Exprimer ces mots durs se faisait sans trop d’arrières pensées quand j’étais petite. Comme la plupart des enfants, dès que quelque chose n’allait pas à mon gout, je ne me cassais pas la tête, tu n’étais plus mon ami! Du moins, c’est comme ça qu’on agissait jusqu’à ce que les adultes nous expliquent le pardon, et nous y ordonnent même, bien souvent. On nous disait “demandes-lui pardon et accordez-vous!” À la fin de ma cinquantaine, j’aurais pensé que de devoir réciter ces mêmes mots durs à un ami était chose du passé. Ce n’est plus aussi noir ni blanc maintenant, nous avons l’option de pardonner, sans pour autant “nous accorder” par la suite. Nous pouvons pardonner pour nous-mêmes, question de nous enlever le poids de la rancoeur qui nous pèse sur les épaules. Je vous avoue n’avoir jamais trop compris ce principe, et pourtant, je ne me trouve pas particulièrement rancunière. On dit souvent “Je pardonne, mais je n’oublie pas!” Il me semble que si on n’oublie pas, on n’a pas véritablement pardonné.
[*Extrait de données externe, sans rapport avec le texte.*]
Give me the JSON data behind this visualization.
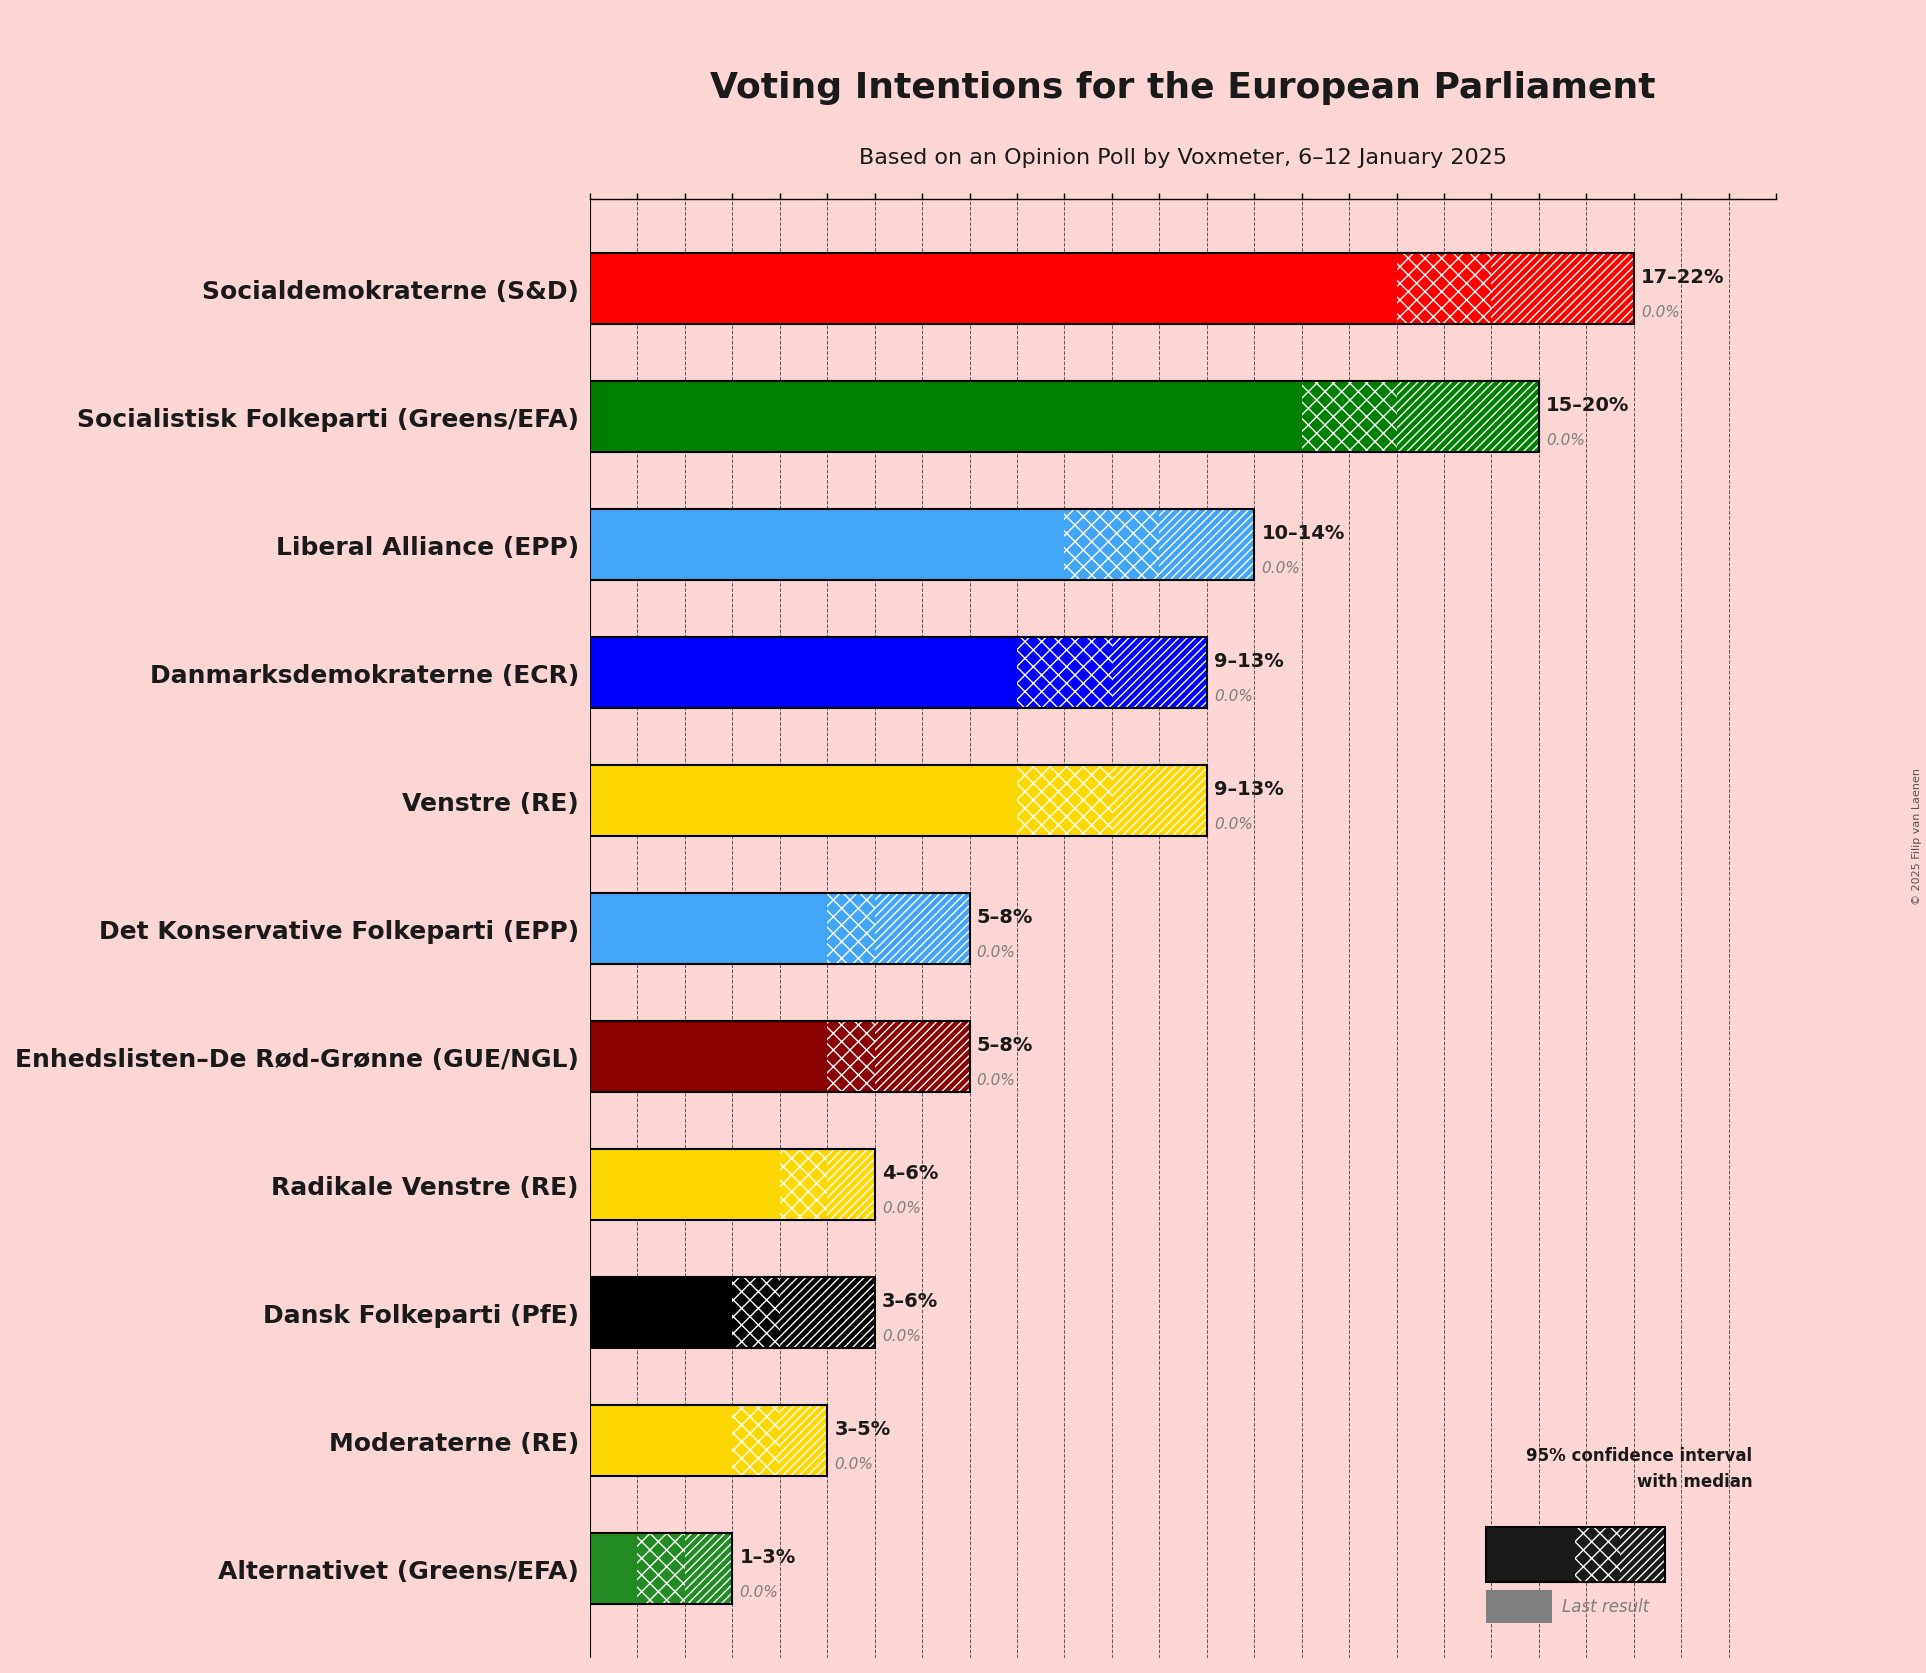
{
  "title": "Voting Intentions for the European Parliament",
  "subtitle": "Based on an Opinion Poll by Voxmeter, 6–12 January 2025",
  "copyright": "© 2025 Filip van Laenen",
  "background_color": "#fcd5d5",
  "parties": [
    {
      "name": "Socialdemokraterne (S&D)",
      "low": 17,
      "high": 22,
      "median": 19,
      "last": 0.0,
      "color": "#FF0000",
      "text": "17–22%"
    },
    {
      "name": "Socialistisk Folkeparti (Greens/EFA)",
      "low": 15,
      "high": 20,
      "median": 17,
      "last": 0.0,
      "color": "#008000",
      "text": "15–20%"
    },
    {
      "name": "Liberal Alliance (EPP)",
      "low": 10,
      "high": 14,
      "median": 12,
      "last": 0.0,
      "color": "#42A5F5",
      "text": "10–14%"
    },
    {
      "name": "Danmarksdemokraterne (ECR)",
      "low": 9,
      "high": 13,
      "median": 11,
      "last": 0.0,
      "color": "#0000FF",
      "text": "9–13%"
    },
    {
      "name": "Venstre (RE)",
      "low": 9,
      "high": 13,
      "median": 11,
      "last": 0.0,
      "color": "#FFD700",
      "text": "9–13%"
    },
    {
      "name": "Det Konservative Folkeparti (EPP)",
      "low": 5,
      "high": 8,
      "median": 6,
      "last": 0.0,
      "color": "#42A5F5",
      "text": "5–8%"
    },
    {
      "name": "Enhedslisten–De Rød-Grønne (GUE/NGL)",
      "low": 5,
      "high": 8,
      "median": 6,
      "last": 0.0,
      "color": "#8B0000",
      "text": "5–8%"
    },
    {
      "name": "Radikale Venstre (RE)",
      "low": 4,
      "high": 6,
      "median": 5,
      "last": 0.0,
      "color": "#FFD700",
      "text": "4–6%"
    },
    {
      "name": "Dansk Folkeparti (PfE)",
      "low": 3,
      "high": 6,
      "median": 4,
      "last": 0.0,
      "color": "#000000",
      "text": "3–6%"
    },
    {
      "name": "Moderaterne (RE)",
      "low": 3,
      "high": 5,
      "median": 4,
      "last": 0.0,
      "color": "#FFD700",
      "text": "3–5%"
    },
    {
      "name": "Alternativet (Greens/EFA)",
      "low": 1,
      "high": 3,
      "median": 2,
      "last": 0.0,
      "color": "#228B22",
      "text": "1–3%"
    }
  ],
  "xlim": [
    0,
    25
  ],
  "bar_height": 0.55,
  "label_fontsize": 18,
  "title_fontsize": 26,
  "subtitle_fontsize": 16
}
Il y a quelques mois, j’ai retrouvé, tout à fait par hasard, un ancien ami que je n’avais pas revu depuis un peu plus de vingt ans. J’étais bien contente de renouer notre amitié, mais en même temps triste de découvrir à quel point sa vie n’avait pas été facile ces dernières années. Il se disait polytraumatisé suite à un accident de moto. Terriblement souffrant, on lui avait cependant refusé l’aide médicale à mourir. Sa volonté de mettre fin à ses jours causa l’incompréhension et l’inacceptation chez sa femme qui l’a finalement laissée, prenant tous leurs biens matériels et argent avec elle. Pour la même raison, ses enfants auraient eux aussi coupé les ponts, lui interdisant même d’avoir accès à ses petits-enfants chéris. Bref, il était seul au monde, pauvre, vivant dans un minuscule appartement.
Par la suite, cet ami venait chez nous chaque semaine pour nous rendre visite, et je lui parlais pratiquement tous les jours sur Messenger ou au téléphone. J’ai passée d’innombrables heures à m’inquiéter pour lui, à tenter de trouver les bons mots pour lui redonner gout à la vie, à l’aider du mieux que je pouvais. C’était avant…
Je les ai enfin trouvés les “bons mots”! Il s’agit des mêmes mots durs que lorsque j’étais enfant; tu n’es plus mon ami! Cependant, contrairement à quand j’étais petite, il n’y a aucun pardon possible venant de moi. À vrai dire, il n’y a pas de rancoeur non plus. Il y a juste de la tristesse d’avoir ouvert mon coeur à ce grand menteur compulsif, et d’avoir gaspillé mon énergie positive sur lui alors que tout ce qu’il nous racontait n’était que mensonges après mensonges. Enfin, presque tout! C’est vrai qu’il est tout fin seul, du moins en attendant qu’il se trouve une autre cible! J’ai quand même attendue quelque temps avant de le confronter de peur qu’il pose un geste irréparable, mais je suis convaincue maintenant qu’il cherchera tout simplement à nous remplacer.
La morale de cette histoire est, si un ami ne vous respecte pas assez pour ne pas vous mentir en pleine face à répétition, dans un seul but que de vouloir attirer votre attention et votre pitié, ce n’est pas un ami! C’est ce qui s’apparente à une sangsue, sauf que c’est votre énergie qu’il siphonnera. Bon débarras!